I knew then what I must’ve known when we first encountered one another, I must close my hand. I must clench my fist and squeeze and stifle this display of counter-power. Clearly she wanted my power, though I never needed hers, don’t you see how inconvenient her existence had become? I felt her eyes bear through me, black as Newgate’s knocker.
So, I devised to catch her off her guard. Thus, I naked as a newborn babe in the shower carefully, slowly grabbed my shampoo with one hand as I plucked her from her perch with the other. And with that concealed bottle I slowly, gloriously threw down my bottle on the throne of carcasses she had stashed behind my soap. I cannot conceal from you the pure ecstasy of that moment. Watching her watching me destroy all that she had worked to build. Watching the dust of pulverized carcasses float away in the steam of the running water.
Of course, this was my opportunity, as she turned her yellow body to face me, I anticipated her next move; I could feel it. I could feel her eyes still fixed upon my own, I could feel each nerve tingle as I closed my fingers around her little, mangy body. As she crunched, she screamed. I know she screamed and I reveled in her misery. Yet, all victories do not come without cost, of course I understand that! And as my fingers squeezed the breath out of her cephalothorax, the screams of thousands filled the air. Indeed, do you know what happened?
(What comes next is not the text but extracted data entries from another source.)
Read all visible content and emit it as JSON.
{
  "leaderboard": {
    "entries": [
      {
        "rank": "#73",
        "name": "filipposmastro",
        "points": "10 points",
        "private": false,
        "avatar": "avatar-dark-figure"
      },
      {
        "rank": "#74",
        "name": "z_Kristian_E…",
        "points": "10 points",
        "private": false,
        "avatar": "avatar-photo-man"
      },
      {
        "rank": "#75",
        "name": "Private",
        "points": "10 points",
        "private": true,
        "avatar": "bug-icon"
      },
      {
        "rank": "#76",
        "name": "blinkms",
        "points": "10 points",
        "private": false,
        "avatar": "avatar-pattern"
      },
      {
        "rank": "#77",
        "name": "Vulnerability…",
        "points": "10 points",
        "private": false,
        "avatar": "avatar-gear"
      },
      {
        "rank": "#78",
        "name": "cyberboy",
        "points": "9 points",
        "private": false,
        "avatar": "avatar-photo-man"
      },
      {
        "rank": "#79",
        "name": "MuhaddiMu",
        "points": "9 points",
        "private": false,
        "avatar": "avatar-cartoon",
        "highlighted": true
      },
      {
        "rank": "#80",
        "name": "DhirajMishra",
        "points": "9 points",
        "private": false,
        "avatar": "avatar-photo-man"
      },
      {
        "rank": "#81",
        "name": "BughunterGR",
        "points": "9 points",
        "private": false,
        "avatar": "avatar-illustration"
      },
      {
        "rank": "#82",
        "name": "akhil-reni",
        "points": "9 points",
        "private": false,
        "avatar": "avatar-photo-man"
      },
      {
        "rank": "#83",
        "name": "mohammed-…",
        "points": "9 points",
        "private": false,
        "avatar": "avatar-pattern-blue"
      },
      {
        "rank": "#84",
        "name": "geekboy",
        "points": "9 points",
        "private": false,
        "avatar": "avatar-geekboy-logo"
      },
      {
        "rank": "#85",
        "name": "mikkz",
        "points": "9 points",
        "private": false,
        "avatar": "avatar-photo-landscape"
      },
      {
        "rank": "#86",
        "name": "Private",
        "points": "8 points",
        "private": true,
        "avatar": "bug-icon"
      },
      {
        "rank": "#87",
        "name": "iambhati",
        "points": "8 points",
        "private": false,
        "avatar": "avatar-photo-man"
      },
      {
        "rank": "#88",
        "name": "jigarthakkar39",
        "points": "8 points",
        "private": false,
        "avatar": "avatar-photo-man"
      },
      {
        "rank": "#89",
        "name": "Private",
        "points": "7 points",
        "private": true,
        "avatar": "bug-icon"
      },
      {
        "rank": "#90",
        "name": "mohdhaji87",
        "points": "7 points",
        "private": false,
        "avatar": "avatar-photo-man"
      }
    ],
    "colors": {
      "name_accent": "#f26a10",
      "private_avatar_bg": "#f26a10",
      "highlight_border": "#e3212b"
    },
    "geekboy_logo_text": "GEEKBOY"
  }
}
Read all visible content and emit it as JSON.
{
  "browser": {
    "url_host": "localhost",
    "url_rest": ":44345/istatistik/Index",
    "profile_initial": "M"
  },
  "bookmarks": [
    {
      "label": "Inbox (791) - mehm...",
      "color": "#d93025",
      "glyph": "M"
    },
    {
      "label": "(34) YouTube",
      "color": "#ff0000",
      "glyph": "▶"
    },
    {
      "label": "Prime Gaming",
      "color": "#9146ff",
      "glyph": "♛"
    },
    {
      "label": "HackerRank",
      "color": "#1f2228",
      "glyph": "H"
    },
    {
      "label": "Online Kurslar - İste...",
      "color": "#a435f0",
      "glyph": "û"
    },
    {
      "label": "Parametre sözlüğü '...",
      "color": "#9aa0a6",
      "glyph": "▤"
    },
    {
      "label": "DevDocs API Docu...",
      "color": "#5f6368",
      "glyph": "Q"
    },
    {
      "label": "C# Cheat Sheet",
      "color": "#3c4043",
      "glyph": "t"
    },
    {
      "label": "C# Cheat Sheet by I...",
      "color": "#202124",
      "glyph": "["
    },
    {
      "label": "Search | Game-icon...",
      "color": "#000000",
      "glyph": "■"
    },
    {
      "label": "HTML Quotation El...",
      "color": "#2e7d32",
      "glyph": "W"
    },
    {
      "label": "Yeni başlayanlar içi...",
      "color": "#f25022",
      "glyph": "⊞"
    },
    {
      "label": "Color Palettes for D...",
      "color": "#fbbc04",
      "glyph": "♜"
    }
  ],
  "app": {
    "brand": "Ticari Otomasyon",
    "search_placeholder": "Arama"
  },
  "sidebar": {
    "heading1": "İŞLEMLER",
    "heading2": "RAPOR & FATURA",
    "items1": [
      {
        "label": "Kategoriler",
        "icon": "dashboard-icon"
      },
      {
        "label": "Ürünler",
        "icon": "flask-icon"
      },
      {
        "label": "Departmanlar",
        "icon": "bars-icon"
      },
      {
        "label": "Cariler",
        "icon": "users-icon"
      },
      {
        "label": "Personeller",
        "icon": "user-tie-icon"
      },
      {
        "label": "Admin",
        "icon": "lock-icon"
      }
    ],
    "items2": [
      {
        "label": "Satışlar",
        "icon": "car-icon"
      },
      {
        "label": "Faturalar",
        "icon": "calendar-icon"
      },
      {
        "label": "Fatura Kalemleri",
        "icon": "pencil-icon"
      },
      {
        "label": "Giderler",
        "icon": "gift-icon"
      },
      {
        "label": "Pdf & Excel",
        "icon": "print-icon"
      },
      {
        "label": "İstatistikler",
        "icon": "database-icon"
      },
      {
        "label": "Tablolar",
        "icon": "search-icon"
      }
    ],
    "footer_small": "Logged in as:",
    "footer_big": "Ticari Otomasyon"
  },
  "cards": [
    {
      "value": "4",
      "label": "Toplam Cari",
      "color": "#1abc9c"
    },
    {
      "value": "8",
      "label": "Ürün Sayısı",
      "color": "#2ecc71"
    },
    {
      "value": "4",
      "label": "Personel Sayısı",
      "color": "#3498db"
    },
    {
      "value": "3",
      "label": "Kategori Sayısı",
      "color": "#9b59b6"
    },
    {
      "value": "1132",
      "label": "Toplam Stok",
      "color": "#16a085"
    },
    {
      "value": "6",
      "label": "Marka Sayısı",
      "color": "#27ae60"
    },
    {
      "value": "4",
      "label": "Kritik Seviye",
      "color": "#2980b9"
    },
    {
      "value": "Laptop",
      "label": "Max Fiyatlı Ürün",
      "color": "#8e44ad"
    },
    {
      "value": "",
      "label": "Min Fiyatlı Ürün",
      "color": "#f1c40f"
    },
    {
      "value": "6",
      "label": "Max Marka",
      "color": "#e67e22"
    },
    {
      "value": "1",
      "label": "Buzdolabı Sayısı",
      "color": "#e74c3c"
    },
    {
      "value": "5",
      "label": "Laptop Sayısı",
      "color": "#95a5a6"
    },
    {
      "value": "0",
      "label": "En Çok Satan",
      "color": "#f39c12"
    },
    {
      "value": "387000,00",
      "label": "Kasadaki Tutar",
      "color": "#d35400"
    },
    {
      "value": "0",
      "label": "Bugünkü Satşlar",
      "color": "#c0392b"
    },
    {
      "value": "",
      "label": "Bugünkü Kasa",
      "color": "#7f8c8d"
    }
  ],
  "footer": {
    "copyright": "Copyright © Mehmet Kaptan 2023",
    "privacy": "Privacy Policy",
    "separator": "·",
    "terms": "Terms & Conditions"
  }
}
I had induced labor! There I stood, looking as if I had been in the wars, as she let loose thousands of tiny babies into the wind. Isn’t that a wonderful thing? That with her death there could be so much life? That so many other Berthas might exist in this world, all because I killed their mother? Never before had I been so acutely aware of my powers than that moment. I created life with my own hands! I am the Creator.
So, don’t you understand I have done the world a favor? Why do you sit there like a donkey given strawberries? I have restored order to our outhouse and I for one, believe nothing short of praise is due for the kindness I have done us all. Now, we may all focus on our owls, that is of course, so long as we avoid the outhouse for the time being.